Haberlerde hepimiz duyuyoruz değil mi. Günde kaç şehit veriyoruz, kaç haneye ateş düşüyor? Kaç annenin şehit çocuğu için yaktığı feryatları duyuyoruz. Hangimiz hangi şehidin acısını yaşadık, yas tuttuk? Hangimiz şehit annesine destek olduk? Hangimiz , hangimiz...

Arık aklında ki düşüncelere bir son vererek hızla ahırdan çıktı. Deli gibi koşmaya başladı. Yolda gördüğü herkese Hekimin evini soruyor, eve yetişmek için can atıyordu. Elinde silahı, aklında gazi belki de şehit olmuş askerini düşünmekte idi. 

Hekimin evine geldiğinde ilk emin olamasa da kapıyı sertçe çaldı. Elleri, dizleri titriyor, soluk soluğa kalmış bir halde idi.
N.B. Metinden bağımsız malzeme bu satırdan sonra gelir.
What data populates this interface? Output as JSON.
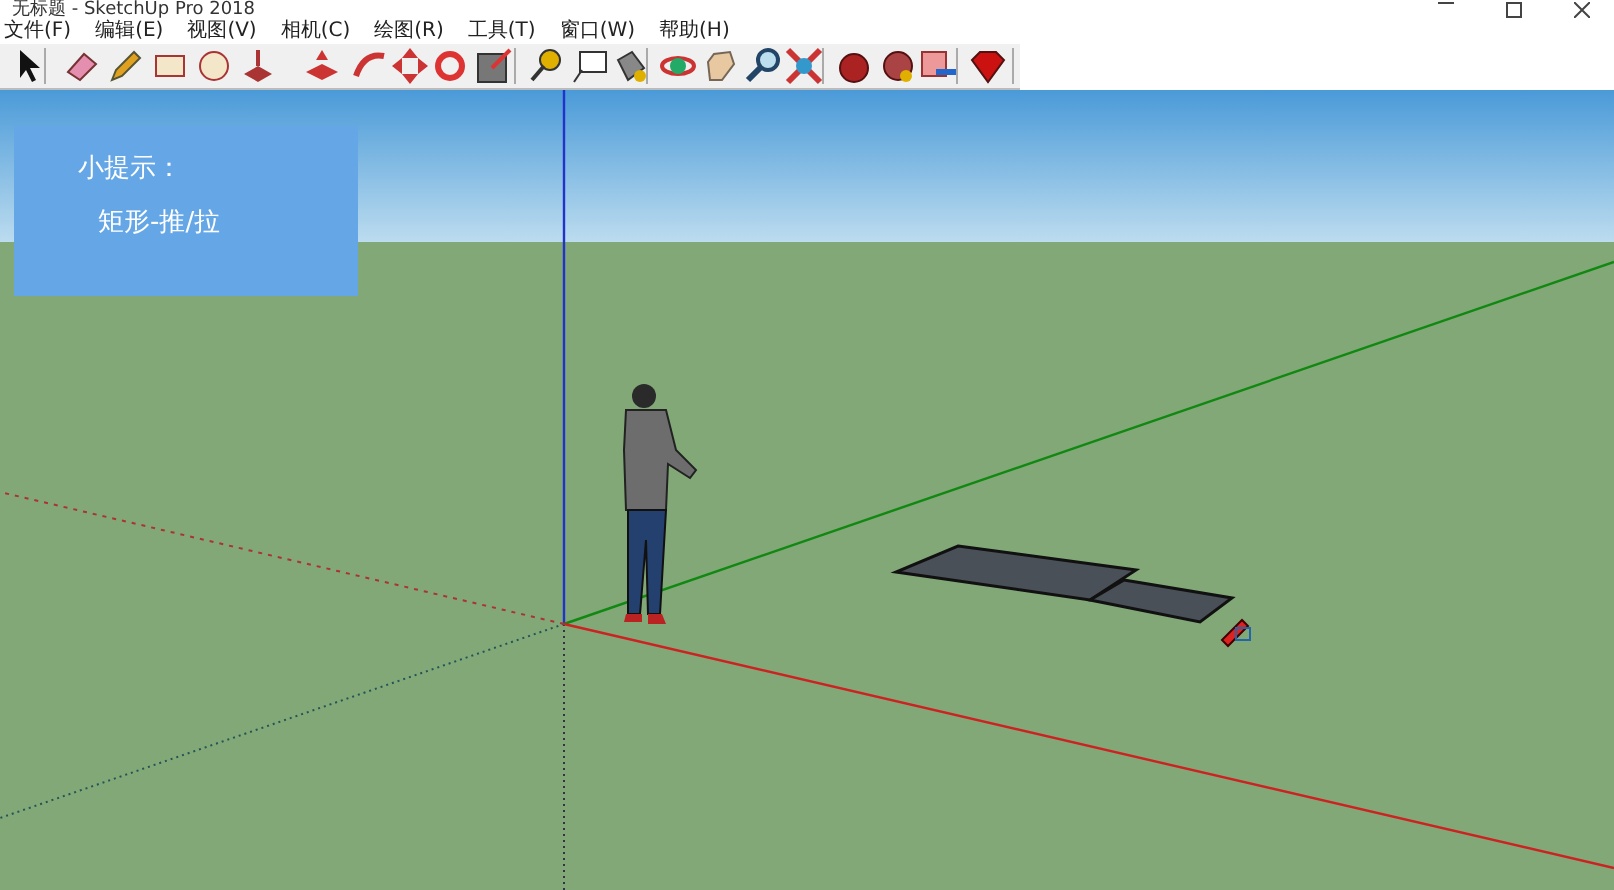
{
  "window": {
    "title": "无标题 - SketchUp Pro 2018"
  },
  "menu": [
    "文件(F)",
    "编辑(E)",
    "视图(V)",
    "相机(C)",
    "绘图(R)",
    "工具(T)",
    "窗口(W)",
    "帮助(H)"
  ],
  "hint_panel": {
    "title": "小提示：",
    "text": "矩形-推/拉"
  }
}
Aklında hala onlarca düşünce, şüphe ve korku vardı.

Evin kapısını hekimin kızı açmıştı, dışarıda soluk soluğa kalmış bu adamı görünce ilk korksa da genç adama şunları dedi.

''Kimsin de hele, ne bu böyle ev basar gibi.''

''Bura hekimin evi mi?''

''He hekimin evi buyur, kimsin, ne istersin?''

Demeye kalmadan Arık ayakkabılarını çıkarmış eve girmekte idi. Kız şaşırmıştı. Arık askerin adını haykırarak odaları dolaşmakta idi. Genç kız ise Arık'ın peşinden gidiyor, eve izinsiz girdiği için kolundan tutup durdurmaya çalışıyordu. Arık ise sadece bağırıp, Eren'i bulmaya çalışıyordu.